With this knowledge in hand, it shouldn’t be too hard to piece together how the lines of the code above correspond to the steps of this method. Even with this new time-saving addition, our code still requires only 6 lines. I am yet to see any purely computer-science approach to this problem that is as short, simplistic, and elegant as this.

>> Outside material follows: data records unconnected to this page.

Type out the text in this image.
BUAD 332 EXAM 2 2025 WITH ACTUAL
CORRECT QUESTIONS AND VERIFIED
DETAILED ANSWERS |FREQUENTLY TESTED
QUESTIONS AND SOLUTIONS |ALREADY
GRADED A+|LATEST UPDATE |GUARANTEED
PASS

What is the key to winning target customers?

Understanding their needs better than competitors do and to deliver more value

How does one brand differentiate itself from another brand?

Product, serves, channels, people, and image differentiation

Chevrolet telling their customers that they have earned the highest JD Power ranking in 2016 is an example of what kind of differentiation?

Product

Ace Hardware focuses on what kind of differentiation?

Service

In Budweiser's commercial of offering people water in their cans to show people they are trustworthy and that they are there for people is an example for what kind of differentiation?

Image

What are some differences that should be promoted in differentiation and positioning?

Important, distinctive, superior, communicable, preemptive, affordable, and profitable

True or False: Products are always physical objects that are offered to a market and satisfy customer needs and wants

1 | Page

Because of the way eigen-decomposition behaves in numpy, the v that is returned to us is equivalent to $P^T$ above.

Time-complexity Analysis

Before we wrap up, we should take a quick theoretical look at how quickly our algorithm runs. We first look at the eigen-decomposition. In practice, calculating eigenvalues/vectors of an $n\times n$ matrix requires $O(n^3)$ time. There are algorithms such as Coppersmith and Winograd which compute these in $O(n^\omega)$ with $2< \omega < 3$, but due to the complexity of implementing code for these for little computational gain in most circumstances, they are rarely used. Since our matrix is of fixed size however, this part of the code is simply $O(1)$ time. The only other part of the code worth considering is the computation of $D^k$. This will involve exponentiating 10 numbers $k$ times each and so will run in $O(k)$ time. Hence our algorithm is linear, exactly the same as the dynamic programming approach but, I would argue, far more beautiful.